Wayne Rooney believes he will be fresher for England’s last 16 clash against Iceland thanks to Roy Hodgson’s controversial squad rotation at Euro 2016.
Hodgson made six changes for the final Group B clash against Slovakia, including a rest for his captain in midfield, and saw his side held to a goalless draw.
That result left them second behind Wales, with Hodgson heavily criticised in some quarters for changing the team before the job was done.
A meeting with Iceland in Nice on Monday is not the most daunting of punishments but there have been reports that some Football Association board members looked upon the tactic unfavourably.
Rooney himself appeared less than happy as he passed Hodgson at full-time, having come on as a second-half substitute, but insists he backs the manager’s judgement.
“I think it’s a decision we had to make in terms of keeping players fresh for the knockout stages,” he said.

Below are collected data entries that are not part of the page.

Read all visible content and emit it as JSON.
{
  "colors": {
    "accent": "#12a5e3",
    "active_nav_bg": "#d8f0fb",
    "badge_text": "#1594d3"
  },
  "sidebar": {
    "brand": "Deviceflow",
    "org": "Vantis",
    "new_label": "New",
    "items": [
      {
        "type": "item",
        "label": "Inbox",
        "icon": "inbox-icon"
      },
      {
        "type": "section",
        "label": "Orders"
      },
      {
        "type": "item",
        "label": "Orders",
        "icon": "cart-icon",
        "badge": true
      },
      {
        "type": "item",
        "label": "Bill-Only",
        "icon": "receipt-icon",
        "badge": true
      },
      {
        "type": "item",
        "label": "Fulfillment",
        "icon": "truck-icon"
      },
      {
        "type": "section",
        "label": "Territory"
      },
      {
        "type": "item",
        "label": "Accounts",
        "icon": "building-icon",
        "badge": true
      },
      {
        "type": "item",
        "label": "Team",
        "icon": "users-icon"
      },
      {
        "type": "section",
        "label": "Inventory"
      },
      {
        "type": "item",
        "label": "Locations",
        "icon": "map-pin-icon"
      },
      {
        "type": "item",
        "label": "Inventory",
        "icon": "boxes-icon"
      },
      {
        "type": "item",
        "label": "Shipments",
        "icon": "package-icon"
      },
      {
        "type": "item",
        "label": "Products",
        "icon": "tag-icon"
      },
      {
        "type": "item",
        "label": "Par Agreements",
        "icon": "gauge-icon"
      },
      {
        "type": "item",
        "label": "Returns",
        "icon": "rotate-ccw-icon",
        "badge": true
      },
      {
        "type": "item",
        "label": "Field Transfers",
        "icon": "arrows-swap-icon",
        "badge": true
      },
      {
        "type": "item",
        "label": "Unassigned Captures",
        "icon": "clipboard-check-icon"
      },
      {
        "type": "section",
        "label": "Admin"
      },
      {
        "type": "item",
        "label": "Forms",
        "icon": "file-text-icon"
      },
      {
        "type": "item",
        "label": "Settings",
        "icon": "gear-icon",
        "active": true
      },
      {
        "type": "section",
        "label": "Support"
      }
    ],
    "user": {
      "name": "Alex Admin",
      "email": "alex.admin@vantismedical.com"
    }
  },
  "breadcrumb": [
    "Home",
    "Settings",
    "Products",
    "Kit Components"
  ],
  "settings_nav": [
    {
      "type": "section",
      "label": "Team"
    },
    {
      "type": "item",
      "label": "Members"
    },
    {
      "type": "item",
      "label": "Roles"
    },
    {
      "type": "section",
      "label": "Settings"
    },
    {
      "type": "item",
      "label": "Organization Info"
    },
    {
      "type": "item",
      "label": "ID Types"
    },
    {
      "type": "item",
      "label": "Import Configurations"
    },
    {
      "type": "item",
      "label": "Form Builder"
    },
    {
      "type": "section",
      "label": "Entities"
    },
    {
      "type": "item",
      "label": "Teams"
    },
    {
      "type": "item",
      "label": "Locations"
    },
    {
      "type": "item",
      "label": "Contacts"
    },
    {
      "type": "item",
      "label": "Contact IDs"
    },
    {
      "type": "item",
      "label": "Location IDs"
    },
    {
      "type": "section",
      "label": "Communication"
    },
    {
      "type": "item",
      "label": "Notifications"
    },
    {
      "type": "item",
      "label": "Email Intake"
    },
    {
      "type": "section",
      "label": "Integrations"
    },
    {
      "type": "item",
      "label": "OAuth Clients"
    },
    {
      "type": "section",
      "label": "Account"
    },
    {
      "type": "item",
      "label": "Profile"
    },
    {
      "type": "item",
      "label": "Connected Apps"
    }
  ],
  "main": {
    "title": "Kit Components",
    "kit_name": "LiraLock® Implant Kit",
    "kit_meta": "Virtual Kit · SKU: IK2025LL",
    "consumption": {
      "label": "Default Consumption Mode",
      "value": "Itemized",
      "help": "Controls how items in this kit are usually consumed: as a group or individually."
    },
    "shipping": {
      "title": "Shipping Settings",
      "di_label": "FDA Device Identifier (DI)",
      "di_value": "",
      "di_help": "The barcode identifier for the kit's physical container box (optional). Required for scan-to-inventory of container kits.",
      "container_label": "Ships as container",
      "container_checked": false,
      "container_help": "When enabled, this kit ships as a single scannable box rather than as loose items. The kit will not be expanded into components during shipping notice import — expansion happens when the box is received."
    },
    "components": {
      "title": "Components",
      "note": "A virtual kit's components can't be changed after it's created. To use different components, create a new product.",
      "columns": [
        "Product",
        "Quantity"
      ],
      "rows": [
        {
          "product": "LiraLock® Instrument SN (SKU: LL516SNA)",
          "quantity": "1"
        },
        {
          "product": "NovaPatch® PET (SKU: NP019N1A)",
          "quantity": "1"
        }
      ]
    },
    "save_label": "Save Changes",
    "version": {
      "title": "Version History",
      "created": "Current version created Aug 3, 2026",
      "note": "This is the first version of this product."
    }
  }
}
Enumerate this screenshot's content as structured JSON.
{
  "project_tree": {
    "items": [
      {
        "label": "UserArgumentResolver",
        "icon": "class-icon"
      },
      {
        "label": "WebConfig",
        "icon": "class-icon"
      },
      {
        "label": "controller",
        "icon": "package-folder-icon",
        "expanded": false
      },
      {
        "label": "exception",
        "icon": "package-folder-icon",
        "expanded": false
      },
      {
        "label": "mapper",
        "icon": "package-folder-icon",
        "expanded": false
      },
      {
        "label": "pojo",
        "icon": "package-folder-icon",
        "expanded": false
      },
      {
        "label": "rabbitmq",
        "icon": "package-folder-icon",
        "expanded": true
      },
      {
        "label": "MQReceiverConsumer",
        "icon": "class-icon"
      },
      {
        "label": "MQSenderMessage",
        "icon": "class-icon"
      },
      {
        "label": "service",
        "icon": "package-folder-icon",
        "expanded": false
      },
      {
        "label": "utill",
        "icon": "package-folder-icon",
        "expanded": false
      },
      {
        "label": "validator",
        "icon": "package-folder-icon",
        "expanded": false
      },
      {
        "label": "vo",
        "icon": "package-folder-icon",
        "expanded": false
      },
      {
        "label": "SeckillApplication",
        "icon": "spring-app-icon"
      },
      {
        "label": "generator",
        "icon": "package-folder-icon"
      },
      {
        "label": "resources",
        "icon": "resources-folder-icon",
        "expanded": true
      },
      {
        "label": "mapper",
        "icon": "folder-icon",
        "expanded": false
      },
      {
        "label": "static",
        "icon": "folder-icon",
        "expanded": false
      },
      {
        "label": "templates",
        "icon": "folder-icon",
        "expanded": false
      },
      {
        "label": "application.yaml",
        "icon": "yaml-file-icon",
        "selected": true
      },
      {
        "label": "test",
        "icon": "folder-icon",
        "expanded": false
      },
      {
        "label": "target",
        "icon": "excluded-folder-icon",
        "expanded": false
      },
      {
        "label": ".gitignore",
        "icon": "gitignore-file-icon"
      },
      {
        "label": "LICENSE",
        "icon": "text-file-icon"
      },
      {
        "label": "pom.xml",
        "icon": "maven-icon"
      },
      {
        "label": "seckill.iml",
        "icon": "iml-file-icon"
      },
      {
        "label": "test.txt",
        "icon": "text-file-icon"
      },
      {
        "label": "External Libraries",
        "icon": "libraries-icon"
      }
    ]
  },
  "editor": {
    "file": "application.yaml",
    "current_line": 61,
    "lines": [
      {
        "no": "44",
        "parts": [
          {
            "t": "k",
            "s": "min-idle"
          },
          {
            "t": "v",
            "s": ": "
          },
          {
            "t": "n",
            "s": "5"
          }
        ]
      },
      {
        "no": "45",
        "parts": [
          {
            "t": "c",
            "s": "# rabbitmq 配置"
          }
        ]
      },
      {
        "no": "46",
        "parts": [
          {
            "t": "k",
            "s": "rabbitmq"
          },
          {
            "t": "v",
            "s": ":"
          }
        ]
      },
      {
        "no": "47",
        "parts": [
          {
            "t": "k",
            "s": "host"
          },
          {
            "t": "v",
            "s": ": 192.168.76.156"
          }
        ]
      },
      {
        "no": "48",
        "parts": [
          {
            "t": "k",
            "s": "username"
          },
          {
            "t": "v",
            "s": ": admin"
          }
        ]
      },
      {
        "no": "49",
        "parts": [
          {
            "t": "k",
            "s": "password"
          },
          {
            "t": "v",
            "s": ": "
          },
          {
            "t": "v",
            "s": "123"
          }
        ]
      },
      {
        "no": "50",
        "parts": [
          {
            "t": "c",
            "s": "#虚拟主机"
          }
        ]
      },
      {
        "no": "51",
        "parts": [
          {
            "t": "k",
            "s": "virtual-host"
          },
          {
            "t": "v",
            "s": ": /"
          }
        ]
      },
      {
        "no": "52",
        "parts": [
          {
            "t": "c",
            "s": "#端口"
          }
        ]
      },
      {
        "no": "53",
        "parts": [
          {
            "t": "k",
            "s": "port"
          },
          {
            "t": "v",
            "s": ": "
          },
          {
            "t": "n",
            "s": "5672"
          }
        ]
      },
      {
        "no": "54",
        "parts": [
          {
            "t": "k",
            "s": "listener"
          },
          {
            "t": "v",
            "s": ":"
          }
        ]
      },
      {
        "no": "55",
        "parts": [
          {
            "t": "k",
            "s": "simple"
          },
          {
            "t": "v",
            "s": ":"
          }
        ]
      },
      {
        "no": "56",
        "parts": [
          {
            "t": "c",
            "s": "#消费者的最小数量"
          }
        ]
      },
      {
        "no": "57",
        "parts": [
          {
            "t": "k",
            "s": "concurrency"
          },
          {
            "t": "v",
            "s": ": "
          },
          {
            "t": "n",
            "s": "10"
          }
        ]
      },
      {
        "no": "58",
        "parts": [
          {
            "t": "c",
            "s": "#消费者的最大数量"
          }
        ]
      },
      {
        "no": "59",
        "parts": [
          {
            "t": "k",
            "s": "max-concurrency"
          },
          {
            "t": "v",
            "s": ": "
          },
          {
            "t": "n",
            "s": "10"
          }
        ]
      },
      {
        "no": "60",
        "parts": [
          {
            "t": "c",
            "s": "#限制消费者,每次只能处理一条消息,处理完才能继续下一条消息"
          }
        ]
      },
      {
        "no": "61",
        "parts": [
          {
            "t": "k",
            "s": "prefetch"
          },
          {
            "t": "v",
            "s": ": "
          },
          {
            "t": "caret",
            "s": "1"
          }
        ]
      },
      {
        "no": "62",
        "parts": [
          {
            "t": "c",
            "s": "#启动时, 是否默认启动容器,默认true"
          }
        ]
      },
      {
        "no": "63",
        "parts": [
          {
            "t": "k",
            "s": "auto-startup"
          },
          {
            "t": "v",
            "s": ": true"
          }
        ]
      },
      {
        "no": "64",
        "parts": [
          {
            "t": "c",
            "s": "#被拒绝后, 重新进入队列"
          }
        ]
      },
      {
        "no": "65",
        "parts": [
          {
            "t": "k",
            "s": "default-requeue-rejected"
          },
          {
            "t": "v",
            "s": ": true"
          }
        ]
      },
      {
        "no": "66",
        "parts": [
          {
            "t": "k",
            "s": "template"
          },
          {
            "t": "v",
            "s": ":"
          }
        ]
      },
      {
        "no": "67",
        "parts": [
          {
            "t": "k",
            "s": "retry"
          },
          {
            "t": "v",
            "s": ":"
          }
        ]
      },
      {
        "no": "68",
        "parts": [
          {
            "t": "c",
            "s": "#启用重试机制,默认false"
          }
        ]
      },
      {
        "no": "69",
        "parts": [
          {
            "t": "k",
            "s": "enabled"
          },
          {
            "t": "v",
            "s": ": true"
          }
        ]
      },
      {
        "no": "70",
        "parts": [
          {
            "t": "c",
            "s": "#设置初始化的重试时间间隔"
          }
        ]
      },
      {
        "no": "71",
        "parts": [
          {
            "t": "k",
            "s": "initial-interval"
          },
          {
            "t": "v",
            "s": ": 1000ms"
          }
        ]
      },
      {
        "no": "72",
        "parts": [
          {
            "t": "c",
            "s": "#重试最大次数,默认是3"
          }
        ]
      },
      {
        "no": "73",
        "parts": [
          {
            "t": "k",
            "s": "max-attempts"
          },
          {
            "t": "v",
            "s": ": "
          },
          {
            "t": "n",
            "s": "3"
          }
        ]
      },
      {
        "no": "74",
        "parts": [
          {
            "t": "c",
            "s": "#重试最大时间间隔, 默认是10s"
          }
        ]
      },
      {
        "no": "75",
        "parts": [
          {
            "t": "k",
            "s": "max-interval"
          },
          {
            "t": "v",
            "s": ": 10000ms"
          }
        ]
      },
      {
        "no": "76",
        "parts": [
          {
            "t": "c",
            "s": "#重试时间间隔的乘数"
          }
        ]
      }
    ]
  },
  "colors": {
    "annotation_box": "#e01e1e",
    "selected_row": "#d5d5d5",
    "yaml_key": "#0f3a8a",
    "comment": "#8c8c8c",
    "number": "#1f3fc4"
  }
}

“I respect Roy’s decision to play me or rest me. He’s the manager, it’s his decision, not my decision, and I have to respect that.
“As a player you want to play, of course, but in terms of me now going into the game on Monday I’ll be a lot fresher.
“It’s a great chance for the players who had the rest to use the energy we gained from not playing the 90 minutes and I’m sure that’ll be good for us in the latter stages of the tournament.
“He had a tough call with what he had to do and he decided to leave six players out from the previous game.
“I go along with the manager and respect the decisions he made.”
While England will be heavy favourites to see off Iceland, rated 34th in the world and the smallest nation ever to reach a major finals, the remainder of their potential route looks decidedly tricky.
Hosts France await in the quarter-final should they manage to see off the Republic of Ireland, with one of Spain, Italy or Germany likely to emerge in the last four.
But Rooney believes plotting a possible route to the final is a fool’s errand in a competition that has already seen surprising results from the continent’s lesser lights.
“I’ve seen a lot of words saying that England will have to beat Iceland then France, Spain...whoever. But who says they are going to go through? Who says we are going through?
“This tournament has already thrown up a lot of surprises. If we’re to go further in this competition we’re going to have to beat some very good teams.
“We have to concentrate on Iceland now and try to get the win and see who we face after that.
“By us being in that side of the draw, everyone else in that side will be looking at us rather than us looking at them.”
Rooney is set to win his 115th cap at Stade de Nice, equalling the country’s outfield record set by David Beckham.
At the age of 30 he should soon reel in goalkeeper Peter Shilton’s national record of 125 appearances, particularly having gained a new lease of life in his deeper playmaking position.
“I’m enjoying my football,” he said.
“For me at this tournament it’s a new chapter, a new position. I’m hoping it’s the start of a very good chapter for me in international football.”